News

Dunne tells his side of Melbourne 1995

Retired New Zealand umpire Steve Dunne has spilled the beans about his silence during the Muttiah Muralitharan throwing controversy at the Melbourne Cricket Ground in 1995

Lynn McConnell
04-Aug-2003
Retired New Zealand umpire Steve Dunne has spilled the beans about his silence during the Muttiah Muralitharan throwing controversy at the Melbourne Cricket Ground in 1995.
Dunne, has written a book, 'Alone in the Middle: An Umpire's Story' with Otago Daily Times sportswriter Brent Edwards which is due to be published by Penguin New Zealand next week.
An extract was published in the newspaper today and contained Dunne's side of his controversial silence during the match. He recounted that he was standing at square leg when Muralitharan came on to bowl and was called for no-balls by Australian umpire Darrell Hair.
Hair walked across to Dunne and said to him: "Those no-balls were not for foot faults."
Dunne described the mounting tension and said in hindsight his view was: "Here was a cricket controversy of the first magnitude." Dunne said Sri Lankan captain Arjuna Ranatunga left the field and then came out and put Muralitharan on at Dunne's end.
"The atmosphere was electric. When spinners bowled, my method had always been to stand as close to the stumps as possible, because the closer you got the more likely you were to be able to pick up a bat-pad nick. I would have got a better view of Muralitharan's arm by standing back, but I elected not to change the habit I had formed - and which had served me well - during my umpiring career.
"There were many thoughts going through my mind. What do I do? Do I support Darrell Hair because he has called Muralitharan and do I call him as well? Or do I support what I believe, which was what we had discussed and decided at a conference in Coventry earlier this year?"
That conference had decided in the case of a suspect action that the matter would be reported to the match referee who would have the action filmed and sent to the International Cricket Council.
That had been the procedure followed during a tournament in Sharjah where Muralitharan had been playing and where he was the subject of a discussion between Hair, Dunne, English umpire Nigel Plews and match referee Raman Subba Row.
"Nigel, Darrell and I were unanimous in our belief that Muralitharan had a problem," Dunne wrote. "We told Dav Whatmore [coach] what we'd done and said that Sri Lanka should take remedial action because Muralitharan could have problems down the track.
"The short answer was that, during that dramatic day in Melbourne, I stuck to what had been agreed on and did not call him. The atmosphere between Darrell and me when we returned to the dressing room at stumps was, needless to say, cool. I have great respect for Darrell as an umpire and person. He is someone I've always got on very well with and still do."
Dunne continued by saying calling a player for throwing was virtually saying he couldn't play the game, and that was too "Godlike". He said he came under pressure from the media for not backing Hair up, but he countered by believing he had done the right thing.
"My argument was that he had played in about 30 Tests at the time, he had been watched by numerous umpires, and only one had called him. They were now telling me I was wrong by not supporting that one and disagreeing with the others."
Dunne recalled at the end of the match, the match referee, New Zealander Graham Dowling, had called him into his hotel room and asked why he hadn't called Muralitharan for throwing. Australian captain Mark Taylor had implied in his match report that Dunne was more concerned about standing in the next World Cup.
"That was absolute rubbish and made mWorld Cup.

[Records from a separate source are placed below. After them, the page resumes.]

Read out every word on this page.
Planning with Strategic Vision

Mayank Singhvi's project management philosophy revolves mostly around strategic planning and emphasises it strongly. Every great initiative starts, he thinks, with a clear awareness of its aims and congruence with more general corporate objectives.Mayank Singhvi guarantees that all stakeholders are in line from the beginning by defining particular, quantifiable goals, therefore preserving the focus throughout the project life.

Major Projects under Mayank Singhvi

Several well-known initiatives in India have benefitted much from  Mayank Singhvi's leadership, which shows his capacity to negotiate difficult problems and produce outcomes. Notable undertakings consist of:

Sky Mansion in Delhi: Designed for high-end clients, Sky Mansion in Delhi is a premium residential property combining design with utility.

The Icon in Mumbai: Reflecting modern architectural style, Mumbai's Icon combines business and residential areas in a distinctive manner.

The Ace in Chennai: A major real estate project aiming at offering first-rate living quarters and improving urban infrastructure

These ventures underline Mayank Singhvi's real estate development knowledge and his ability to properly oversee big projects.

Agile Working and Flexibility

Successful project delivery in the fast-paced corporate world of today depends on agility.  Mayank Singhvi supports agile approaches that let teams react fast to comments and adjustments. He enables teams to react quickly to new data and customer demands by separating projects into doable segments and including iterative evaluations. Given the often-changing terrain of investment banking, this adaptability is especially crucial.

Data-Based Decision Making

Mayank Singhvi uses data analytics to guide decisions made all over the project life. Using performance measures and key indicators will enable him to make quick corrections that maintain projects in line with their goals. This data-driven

"That was absolute rubbish and made me very angry," Dunne said. "I still wouldn't call Muralitharan for throwing if I was umpiring him today. As I said before, I don't believe it's possible to do so with the naked eye and I wouldn't want to play God. But I would report him to the match referee on suspicion that his action might not be fair. He is a unique bowler, in more ways than one, and I suspect that problems he poses both to officialdom and opposition batsmen won't go away. They lie in the too-hard basket. It is not his fault, but he has caused more arguments than any player of the past decade. We don't seem to be any closer to a solution now than when Darrell Hair first called out 'no ball' in 1995."

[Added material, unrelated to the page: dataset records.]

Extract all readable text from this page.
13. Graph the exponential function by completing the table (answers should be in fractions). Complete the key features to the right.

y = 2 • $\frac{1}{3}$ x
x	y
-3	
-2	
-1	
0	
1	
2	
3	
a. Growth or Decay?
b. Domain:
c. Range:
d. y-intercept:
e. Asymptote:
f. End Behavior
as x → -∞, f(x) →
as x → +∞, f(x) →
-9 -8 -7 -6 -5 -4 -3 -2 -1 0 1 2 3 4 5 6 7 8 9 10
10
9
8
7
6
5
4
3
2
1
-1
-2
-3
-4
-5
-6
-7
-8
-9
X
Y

Dunne also recalled the evening he stood in a one-day international in his home town Dunedin when Pakistan fast man Shoaib Akhtar unleashed a torrid display of fast bowling. Dunne, and his fellow umpire Doug Cowie, reported Akhtar to match referee Ranjan Madugalle because they weren't completely happy with his action.
"I might as well make my position clear about Akhtar. I don't believe he is a chucker, despite the fact that I, along with Doug, signed the report asking for his action to be investigated. I've seen the subsequent report produced by the University of Western Australia and it explains what he does with his arm, and that he doesn't throw," Dunne said.